“Not really. Just a desperate hope that I won’t get Juniper killed by flying by the seat of my pants.” I turn to Torin. “Do you still have the box your mom gave you?”
“You mean all that evidence that will put her away for a very long time? I do. Why?”
I point at Lottie. “Give it to her. We’re swinging by the police station to drop her off. Lottie can tell them everything.Andshe’ll have proof to back up everything they’ve been doing.”
A frown line forms between Archer’s brows. “But they have Juniper.”
I squeeze his shoulder. “Yes, but they don’t know Lottie is going to the cops, and they won’t know until after we’ve gotten Juniper away. Dad will never expect us to go to the cops. We have to do the unexpected, or he’ll stay two steps ahead of us the way he always has been. It’s time to end this once and for all.”
“What about you?” Lottie glances between us. “You can’t go back there. He’ll be expecting you.”
“Us, yes,” Torin says slowly.
I struggle to read his expression. “You have an idea.”
He pulls his cell phone from his back pocket. “Not one guaranteed to work, but it’s something. I just need to make a call.”
“Don’t go,” Lottie warns us, her eyes pleading. “He will push you into doing something you don’t want to, or you’ll push him into hurting Juniper. Just come to the police station with me.”
My smile is bitter. “We’ve spent years pushing each other’s buttons. It’s time this ended.”
The front door of the house I grew up swings open easily under my hand.
An unlocked door is never a good sign, and if I weren’t already walking into this house braced for battle, it would have had all my alarm bells ringing.
There’s no sign of Veronica or Wilkes’s body at the bottom of the staircase that Lottie said he fell down. There’s also no sign of any blood. Whoever cleaned up the mess did a good job. Then again, my dad knows all about how to deal with bodies at the bottom of staircases. How to make them look like an accidental fall, and how to clean up after them, apparently.
Behind me, Archer and Torin are quiet.
We dropped Lottie at the front door of the police station minutes before. We had watched, engine running, as she walked up to the entrance, cradling a medium-size archive box in both hands. Torin’s mom, along with my dad and several others, will be going to jail for a very long time once the cops have picked through the photographs and letters going back decades.
Lottie had hesitated at the entrance to the police station and peered over her shoulder, gnawing on her bottom lip, visibly worried.
“Go,” I’d mouthed, and finally, she’d released a soundless sigh, turned around and walked into the police station.

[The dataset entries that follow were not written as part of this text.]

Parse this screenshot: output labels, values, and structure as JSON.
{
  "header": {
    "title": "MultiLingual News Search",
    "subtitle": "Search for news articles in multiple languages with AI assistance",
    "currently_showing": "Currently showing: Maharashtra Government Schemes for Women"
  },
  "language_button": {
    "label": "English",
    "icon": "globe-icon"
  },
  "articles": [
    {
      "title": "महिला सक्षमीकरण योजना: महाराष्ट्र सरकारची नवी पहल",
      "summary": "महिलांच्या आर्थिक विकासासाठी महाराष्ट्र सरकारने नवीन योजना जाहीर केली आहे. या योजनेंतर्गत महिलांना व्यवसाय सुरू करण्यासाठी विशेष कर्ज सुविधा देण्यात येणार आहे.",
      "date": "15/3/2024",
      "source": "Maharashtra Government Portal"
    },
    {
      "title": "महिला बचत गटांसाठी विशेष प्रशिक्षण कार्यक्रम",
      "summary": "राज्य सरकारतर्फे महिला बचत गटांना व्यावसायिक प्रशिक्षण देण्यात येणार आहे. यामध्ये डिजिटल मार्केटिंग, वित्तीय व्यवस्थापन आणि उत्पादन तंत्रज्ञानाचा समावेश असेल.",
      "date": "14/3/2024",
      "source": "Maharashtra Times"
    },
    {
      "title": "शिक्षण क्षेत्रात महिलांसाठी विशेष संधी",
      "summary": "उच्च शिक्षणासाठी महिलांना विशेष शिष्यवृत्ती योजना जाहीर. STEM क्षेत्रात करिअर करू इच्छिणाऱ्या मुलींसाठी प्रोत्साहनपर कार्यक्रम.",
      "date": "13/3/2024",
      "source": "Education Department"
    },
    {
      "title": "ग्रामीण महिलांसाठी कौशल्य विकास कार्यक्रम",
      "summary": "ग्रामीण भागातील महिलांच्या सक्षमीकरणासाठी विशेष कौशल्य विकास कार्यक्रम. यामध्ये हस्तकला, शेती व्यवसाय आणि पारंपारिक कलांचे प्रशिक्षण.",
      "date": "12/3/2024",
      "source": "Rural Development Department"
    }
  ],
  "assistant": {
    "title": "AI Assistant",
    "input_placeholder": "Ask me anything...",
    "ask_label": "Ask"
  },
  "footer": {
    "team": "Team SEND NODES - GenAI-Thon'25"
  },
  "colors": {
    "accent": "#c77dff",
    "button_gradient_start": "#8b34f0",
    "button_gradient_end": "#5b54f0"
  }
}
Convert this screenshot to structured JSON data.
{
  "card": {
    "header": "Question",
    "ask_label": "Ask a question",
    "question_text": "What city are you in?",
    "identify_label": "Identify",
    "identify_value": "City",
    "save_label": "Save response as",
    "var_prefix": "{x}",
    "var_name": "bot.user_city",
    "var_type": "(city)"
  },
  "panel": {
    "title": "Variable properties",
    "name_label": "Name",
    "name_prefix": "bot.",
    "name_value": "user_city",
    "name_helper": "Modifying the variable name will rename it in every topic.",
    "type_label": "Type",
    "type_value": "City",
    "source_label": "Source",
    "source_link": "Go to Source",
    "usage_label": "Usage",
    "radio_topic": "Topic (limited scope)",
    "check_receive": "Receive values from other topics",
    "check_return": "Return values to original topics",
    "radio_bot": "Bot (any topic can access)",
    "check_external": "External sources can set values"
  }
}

Lottie is safe. For the first time, she’s free from harm.
But our mate isn’t.
“We’re in the dining room,” my dad calls out before I can take one step into the entryway.
His voice is unaffected. Completely unworried.
I walk toward the dining room of a house I hate almost as much as the man it belongs to.
I see Juniper first.
Her eyes are wide, and terror is palpable.
She has a good reason to be afraid. My dad is standing behind her, holding a needle filled with a clear liquid to her throat.
“I was waiting for you to come after your scent match,” he says with a warm smile. “Sit. We have a lot to talk about.”
Chapter 40
June
“Let her go, Dad,” Callum says softly from the dining room doorway.